Living in the metro Washington, D.C. area can sometimes feel like living in a foreign country when government employees start talking shop. Jargon is always an issue with specialized jobs and DAR employees sometimes have their own language, as well. Following are some of the most basic terms used in the genealogy department at DAR headquarters. Individual chapters or state societies may use slightly different terms and these terms may or may not be used in other lineage societies.

  • Patriot ancestor - this is the ancestor who performed service during the American Revolution. In other words, this is the ancestor your DAR lineage will end with. It makes no difference what type of service your ancestor performed, they are your patriot.
  • Established patriot - if someone joined the DAR on a patriot ancestor they are "established." This does not mean you are guaranteed to be able to join the DAR on any established patriot. Problems may have been discovered with the service or lineage since someone joined on that patriot. What is important is that the DAR has some information on this person. That information may indicate the person wasn't a patriot but a loyalist but the DAR has a starting point. If you want to join the DAR you should determine if your identified ancestor is established. If they are, you need to know if you don't need to do as much work because the DAR already has the information (use the time you saved to find new information!). You may also need to address a problem or correct information.
  • New ancestor - this term really means "new patriot ancestor" as it is the opposite of established patriot. This means no one has ever joined the DAR on this patriot ancestor and you are responsible for providing all of the required information about their service as well as all the lineage information. Occasionally established patriots have a "notice" in the database saying they should be treated like a new ancestor. This means someone joined on them so long ago they weren't required to provide very much information. You should do what the note says, treat them as a new ancestor.
  • Closed line - this term only applies to established patriots.
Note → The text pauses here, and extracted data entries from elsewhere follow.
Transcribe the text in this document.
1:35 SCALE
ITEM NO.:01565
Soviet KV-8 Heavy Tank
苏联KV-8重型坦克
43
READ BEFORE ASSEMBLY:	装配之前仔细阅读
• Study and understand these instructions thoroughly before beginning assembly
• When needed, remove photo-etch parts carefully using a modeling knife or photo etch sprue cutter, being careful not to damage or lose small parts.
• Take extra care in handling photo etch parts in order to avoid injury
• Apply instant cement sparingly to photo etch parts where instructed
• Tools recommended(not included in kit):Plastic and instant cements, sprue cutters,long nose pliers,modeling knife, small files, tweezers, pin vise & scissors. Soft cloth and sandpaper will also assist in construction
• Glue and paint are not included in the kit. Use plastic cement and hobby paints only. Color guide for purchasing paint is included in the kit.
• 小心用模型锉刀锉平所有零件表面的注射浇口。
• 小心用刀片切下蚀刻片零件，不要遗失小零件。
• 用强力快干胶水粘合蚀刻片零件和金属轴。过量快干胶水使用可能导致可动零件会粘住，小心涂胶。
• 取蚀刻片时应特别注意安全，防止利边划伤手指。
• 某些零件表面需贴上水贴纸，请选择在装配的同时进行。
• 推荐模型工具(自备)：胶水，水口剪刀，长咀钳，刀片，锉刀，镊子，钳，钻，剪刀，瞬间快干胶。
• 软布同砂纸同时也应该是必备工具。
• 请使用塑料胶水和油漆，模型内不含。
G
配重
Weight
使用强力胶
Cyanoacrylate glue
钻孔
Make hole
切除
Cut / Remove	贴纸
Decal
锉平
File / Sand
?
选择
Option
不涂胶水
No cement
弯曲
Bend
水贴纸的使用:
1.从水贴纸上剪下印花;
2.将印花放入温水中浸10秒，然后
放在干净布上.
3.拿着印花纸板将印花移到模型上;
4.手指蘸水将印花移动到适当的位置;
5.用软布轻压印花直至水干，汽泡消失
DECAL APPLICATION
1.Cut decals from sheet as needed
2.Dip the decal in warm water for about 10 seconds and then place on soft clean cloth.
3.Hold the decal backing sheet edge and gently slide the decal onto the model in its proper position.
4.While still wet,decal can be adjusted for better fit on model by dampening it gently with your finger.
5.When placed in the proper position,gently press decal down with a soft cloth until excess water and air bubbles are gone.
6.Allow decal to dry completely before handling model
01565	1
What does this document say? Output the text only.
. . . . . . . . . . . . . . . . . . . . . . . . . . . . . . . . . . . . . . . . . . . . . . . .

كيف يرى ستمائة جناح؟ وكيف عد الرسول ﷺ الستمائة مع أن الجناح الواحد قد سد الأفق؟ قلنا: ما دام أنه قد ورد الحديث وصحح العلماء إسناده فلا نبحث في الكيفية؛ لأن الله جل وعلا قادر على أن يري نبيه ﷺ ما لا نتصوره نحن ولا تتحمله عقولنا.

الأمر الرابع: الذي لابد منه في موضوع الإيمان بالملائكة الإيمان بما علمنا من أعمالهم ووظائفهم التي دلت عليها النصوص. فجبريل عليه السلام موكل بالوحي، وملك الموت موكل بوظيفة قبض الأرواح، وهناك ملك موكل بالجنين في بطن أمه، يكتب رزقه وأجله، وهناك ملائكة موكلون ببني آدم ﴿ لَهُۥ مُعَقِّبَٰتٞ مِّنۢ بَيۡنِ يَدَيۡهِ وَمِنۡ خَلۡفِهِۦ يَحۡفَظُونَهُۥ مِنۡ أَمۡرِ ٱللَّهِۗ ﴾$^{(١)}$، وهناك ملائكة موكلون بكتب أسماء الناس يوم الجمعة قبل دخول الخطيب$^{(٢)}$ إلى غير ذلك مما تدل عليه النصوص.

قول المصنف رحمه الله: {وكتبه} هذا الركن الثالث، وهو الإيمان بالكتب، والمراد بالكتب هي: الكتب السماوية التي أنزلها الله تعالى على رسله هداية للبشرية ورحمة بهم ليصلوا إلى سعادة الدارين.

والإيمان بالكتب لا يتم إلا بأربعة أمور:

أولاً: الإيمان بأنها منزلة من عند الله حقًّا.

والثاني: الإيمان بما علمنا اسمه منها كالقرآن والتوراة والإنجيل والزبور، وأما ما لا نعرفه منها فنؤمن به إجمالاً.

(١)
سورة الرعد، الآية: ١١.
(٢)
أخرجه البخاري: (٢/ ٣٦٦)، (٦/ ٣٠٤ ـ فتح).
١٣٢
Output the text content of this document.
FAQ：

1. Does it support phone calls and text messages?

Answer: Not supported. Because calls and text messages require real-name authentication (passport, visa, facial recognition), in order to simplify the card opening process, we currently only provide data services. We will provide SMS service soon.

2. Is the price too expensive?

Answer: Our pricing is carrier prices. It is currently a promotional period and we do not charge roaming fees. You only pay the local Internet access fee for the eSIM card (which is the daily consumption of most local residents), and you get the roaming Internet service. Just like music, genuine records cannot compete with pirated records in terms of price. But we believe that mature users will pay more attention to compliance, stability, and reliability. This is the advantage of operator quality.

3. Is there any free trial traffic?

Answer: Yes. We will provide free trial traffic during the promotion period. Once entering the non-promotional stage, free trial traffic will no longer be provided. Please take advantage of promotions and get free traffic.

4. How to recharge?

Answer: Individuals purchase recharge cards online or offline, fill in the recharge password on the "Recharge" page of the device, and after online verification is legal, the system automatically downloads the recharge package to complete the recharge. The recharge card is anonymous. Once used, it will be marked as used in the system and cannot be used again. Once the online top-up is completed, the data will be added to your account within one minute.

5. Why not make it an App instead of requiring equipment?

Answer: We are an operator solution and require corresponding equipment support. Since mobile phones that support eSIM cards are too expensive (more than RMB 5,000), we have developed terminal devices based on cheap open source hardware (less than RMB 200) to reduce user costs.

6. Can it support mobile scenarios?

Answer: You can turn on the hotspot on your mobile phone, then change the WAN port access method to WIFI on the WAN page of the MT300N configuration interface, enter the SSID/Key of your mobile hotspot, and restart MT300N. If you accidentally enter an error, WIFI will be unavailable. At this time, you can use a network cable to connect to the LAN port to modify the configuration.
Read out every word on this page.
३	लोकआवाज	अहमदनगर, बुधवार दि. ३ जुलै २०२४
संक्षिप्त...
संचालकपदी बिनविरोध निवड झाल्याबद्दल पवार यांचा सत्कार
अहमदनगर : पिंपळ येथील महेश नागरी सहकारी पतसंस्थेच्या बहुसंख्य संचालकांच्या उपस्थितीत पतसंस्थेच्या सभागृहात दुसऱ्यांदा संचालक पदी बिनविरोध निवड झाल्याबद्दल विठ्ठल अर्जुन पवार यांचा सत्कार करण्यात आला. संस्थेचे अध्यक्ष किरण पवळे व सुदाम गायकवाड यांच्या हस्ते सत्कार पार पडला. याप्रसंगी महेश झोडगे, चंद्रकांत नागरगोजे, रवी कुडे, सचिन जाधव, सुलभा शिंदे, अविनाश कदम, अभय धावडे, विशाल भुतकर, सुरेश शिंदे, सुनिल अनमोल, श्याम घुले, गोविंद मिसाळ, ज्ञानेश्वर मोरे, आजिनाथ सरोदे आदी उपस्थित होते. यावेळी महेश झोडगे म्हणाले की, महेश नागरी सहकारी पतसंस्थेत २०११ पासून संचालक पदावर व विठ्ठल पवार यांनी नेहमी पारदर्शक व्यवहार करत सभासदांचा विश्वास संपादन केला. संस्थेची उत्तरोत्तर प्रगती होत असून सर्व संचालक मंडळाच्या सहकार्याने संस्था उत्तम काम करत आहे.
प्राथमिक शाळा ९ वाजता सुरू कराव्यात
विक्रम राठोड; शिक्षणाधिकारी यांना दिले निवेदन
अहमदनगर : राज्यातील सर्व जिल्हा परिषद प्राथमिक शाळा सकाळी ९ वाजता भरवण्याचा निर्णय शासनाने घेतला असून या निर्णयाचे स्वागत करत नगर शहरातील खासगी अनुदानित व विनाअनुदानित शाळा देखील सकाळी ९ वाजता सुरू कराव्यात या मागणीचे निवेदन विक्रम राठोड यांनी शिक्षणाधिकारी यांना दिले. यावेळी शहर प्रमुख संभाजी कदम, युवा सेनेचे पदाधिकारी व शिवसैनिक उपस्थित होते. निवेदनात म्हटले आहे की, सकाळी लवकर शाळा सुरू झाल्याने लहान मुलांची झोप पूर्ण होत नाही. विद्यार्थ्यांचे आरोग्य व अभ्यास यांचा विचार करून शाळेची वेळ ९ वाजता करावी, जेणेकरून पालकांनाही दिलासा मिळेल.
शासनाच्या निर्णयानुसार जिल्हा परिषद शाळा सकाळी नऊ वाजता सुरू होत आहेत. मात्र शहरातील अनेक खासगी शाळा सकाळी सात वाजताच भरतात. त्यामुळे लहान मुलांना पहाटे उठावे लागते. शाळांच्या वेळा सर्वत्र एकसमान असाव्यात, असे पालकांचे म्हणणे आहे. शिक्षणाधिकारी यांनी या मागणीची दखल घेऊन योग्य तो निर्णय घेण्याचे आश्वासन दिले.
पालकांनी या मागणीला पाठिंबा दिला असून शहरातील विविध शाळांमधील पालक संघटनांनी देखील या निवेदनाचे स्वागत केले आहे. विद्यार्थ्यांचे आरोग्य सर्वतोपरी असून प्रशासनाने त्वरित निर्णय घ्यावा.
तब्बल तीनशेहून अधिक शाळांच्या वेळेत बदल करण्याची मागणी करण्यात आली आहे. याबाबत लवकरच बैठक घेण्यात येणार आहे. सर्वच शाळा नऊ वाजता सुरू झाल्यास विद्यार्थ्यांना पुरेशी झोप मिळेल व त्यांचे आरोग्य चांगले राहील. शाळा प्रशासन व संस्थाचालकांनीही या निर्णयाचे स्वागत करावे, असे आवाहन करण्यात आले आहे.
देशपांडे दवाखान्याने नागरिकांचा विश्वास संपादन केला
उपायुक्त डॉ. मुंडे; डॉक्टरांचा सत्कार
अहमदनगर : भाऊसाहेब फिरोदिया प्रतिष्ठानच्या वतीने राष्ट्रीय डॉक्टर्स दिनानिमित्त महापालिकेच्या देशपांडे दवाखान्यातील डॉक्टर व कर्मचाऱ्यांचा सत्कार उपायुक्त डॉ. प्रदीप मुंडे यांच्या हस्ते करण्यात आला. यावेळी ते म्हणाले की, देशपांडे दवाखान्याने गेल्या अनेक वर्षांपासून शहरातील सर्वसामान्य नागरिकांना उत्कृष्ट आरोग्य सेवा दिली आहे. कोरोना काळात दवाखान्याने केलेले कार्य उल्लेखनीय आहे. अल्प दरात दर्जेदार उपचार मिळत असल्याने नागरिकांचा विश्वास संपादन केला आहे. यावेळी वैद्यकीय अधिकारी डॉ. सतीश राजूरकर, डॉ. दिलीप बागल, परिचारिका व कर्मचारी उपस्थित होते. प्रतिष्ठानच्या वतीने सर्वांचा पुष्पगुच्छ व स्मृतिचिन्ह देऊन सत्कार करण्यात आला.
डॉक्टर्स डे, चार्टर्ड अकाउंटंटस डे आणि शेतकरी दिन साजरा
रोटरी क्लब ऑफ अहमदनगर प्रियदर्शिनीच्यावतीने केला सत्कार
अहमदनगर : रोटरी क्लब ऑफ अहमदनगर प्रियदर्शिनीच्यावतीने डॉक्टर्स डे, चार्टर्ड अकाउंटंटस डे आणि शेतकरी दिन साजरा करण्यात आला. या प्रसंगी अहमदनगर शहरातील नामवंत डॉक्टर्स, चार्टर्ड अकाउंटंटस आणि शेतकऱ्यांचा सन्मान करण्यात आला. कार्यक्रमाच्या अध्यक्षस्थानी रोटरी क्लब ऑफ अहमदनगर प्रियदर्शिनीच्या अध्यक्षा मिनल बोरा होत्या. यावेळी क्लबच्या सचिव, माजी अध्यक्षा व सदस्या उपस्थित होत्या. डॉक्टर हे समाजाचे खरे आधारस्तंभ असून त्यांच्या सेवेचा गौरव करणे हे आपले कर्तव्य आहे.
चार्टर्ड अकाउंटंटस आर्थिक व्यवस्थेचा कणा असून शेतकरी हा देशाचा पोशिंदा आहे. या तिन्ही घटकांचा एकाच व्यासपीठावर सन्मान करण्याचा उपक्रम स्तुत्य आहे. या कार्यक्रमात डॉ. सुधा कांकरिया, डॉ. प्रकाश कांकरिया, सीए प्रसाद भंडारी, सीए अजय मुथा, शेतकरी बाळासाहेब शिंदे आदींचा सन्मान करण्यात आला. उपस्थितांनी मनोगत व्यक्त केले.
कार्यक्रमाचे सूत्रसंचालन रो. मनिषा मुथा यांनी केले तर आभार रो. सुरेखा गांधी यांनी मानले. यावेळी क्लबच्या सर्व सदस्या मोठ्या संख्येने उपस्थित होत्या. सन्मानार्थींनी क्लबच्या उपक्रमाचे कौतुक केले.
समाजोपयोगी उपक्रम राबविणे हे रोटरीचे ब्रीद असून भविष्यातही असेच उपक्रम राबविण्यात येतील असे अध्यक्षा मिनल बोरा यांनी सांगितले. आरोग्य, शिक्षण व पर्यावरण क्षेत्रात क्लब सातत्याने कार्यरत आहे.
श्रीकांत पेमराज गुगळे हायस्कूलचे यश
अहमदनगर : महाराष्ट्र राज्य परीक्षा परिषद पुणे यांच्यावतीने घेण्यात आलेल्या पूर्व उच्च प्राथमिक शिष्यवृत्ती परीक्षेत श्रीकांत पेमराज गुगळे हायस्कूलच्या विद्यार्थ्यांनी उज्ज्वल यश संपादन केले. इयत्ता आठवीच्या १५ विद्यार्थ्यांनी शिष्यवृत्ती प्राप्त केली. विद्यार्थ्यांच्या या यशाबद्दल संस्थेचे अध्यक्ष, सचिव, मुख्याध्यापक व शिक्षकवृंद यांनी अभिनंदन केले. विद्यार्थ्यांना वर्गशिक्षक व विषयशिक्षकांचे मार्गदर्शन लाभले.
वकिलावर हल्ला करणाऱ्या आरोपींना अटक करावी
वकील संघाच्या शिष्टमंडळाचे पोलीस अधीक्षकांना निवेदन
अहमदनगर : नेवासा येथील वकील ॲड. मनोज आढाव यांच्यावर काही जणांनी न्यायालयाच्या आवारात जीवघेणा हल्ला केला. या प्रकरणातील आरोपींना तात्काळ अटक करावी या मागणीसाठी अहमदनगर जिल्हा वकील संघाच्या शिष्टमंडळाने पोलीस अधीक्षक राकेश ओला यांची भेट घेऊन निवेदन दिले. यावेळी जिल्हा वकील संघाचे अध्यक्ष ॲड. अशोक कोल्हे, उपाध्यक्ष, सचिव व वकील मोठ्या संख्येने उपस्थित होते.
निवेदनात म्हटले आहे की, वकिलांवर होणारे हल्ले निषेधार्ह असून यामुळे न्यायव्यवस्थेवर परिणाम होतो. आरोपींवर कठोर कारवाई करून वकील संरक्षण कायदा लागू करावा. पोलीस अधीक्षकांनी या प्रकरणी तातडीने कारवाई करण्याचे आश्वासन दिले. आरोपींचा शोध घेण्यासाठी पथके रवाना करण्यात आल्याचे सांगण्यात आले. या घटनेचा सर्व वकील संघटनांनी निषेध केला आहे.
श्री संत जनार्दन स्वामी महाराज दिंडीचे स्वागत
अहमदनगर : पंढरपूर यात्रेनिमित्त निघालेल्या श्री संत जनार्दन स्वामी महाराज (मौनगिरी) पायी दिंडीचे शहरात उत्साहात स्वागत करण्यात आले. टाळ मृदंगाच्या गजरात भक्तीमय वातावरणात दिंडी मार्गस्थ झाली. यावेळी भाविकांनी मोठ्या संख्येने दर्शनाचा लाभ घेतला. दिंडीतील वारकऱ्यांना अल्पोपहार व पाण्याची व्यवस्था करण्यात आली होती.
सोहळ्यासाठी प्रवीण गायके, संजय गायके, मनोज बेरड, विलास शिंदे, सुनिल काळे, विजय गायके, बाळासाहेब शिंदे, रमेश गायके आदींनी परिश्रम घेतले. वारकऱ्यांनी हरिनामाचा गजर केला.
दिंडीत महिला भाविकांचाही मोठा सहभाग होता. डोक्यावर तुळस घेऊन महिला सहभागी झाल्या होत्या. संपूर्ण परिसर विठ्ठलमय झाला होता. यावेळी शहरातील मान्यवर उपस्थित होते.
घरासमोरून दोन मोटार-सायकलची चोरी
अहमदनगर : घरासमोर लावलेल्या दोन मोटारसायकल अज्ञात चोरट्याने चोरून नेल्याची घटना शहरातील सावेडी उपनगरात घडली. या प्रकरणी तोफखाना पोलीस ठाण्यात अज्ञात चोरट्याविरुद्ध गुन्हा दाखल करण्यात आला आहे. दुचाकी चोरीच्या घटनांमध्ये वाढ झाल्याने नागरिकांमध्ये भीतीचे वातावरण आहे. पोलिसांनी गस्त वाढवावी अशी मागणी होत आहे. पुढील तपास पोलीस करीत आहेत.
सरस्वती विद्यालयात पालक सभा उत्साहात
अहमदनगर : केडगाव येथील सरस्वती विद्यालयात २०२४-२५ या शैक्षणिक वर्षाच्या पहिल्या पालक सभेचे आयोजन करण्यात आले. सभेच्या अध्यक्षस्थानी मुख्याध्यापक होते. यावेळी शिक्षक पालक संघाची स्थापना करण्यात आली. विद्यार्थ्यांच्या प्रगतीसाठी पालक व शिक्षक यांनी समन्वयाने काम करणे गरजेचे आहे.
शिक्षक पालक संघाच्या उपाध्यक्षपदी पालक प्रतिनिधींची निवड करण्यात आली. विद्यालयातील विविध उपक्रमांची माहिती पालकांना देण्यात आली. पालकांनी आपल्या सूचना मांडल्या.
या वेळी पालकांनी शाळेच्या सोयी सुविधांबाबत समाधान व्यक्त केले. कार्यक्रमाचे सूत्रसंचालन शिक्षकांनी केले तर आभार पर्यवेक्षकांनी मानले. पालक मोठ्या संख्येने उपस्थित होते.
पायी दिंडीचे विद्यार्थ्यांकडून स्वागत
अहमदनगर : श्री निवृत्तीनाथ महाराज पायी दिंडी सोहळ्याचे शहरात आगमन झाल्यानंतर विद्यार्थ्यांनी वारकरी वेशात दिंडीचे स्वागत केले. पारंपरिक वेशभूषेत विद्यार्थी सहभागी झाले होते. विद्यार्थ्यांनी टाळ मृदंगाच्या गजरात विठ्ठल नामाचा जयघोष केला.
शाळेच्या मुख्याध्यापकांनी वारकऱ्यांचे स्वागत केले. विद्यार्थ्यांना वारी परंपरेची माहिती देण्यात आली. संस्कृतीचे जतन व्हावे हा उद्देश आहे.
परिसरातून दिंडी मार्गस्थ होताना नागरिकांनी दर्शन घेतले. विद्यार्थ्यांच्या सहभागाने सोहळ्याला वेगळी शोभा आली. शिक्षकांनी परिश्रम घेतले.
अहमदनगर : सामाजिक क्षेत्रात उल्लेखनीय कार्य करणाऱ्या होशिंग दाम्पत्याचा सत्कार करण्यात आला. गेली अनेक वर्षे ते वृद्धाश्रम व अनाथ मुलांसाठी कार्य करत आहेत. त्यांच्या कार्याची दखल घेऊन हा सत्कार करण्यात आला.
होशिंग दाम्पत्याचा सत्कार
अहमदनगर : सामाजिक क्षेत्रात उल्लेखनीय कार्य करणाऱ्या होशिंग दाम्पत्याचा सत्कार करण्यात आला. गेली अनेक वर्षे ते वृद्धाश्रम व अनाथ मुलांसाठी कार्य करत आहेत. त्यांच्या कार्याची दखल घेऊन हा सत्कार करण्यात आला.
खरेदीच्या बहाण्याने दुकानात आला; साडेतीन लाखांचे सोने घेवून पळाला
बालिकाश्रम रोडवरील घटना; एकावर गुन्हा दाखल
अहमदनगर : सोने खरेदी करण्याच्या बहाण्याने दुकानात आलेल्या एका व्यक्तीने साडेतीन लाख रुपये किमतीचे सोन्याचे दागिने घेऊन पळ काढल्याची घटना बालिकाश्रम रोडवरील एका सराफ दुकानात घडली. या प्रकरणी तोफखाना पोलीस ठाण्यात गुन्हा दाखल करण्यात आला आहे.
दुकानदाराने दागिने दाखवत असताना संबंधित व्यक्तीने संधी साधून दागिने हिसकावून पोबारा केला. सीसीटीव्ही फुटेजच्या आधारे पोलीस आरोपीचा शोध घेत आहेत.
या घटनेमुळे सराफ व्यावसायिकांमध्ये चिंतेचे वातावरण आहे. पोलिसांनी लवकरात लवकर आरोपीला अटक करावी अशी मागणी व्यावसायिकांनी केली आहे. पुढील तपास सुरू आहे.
It means a problem was found with a previously approved patriot or lineage - it could be one, or the other, or both. There are a lot of little issues that can be discussed with closed lines because it is a general term. I can't even think of one universal statement to make about closed lines. Since they can apply to just one lineage, you may not descend from the line with the problem. It is possible to "open" a closed line by correcting the problem but some problems can't be solved. For example, George Washington had no biological children. Clearly there is no problem with his service but this is an unsolvable lineage problem. You can see his closed line in the database here.
  • Code - before the DAR patriot database was made public through the Internet there were a series of in-house codes used to indicate the problem. These codes have been written out in the database where it says "notice." There is no such thing as a problem simply referred to as a "code;" codes are by definition an abbreviation for the problem. Most likely you will not come across this term but if someone tells you there is a code on a line, more details are available.
My video series "Joining the DAR for Genealogists" will address some of the other DAR-isms in future videos but these are the most basic terms.

Monday, April 8, 2013

Finding a DAR Chapter, 2nd video in series

The 2nd video in my series "Joining the DAR for Genealogists" is ready for viewing. This short video shows you how to use the chapter finding tools on the DAR's website as well as giving a little more information about selecting a chapter before preparing your application.

Wednesday, April 3, 2013

Free Access to Civil War Records in April

Fold3 has announced via their Facebook page that Confederate Records will be free to access during April. This is in honor of Confederate History Month. If you don't have a Fold3 subscription this collection is worth checking out if you are interested in Civil War records. Even if your own interest is Union records, this will give you an idea of the type of records and information available through Fold3.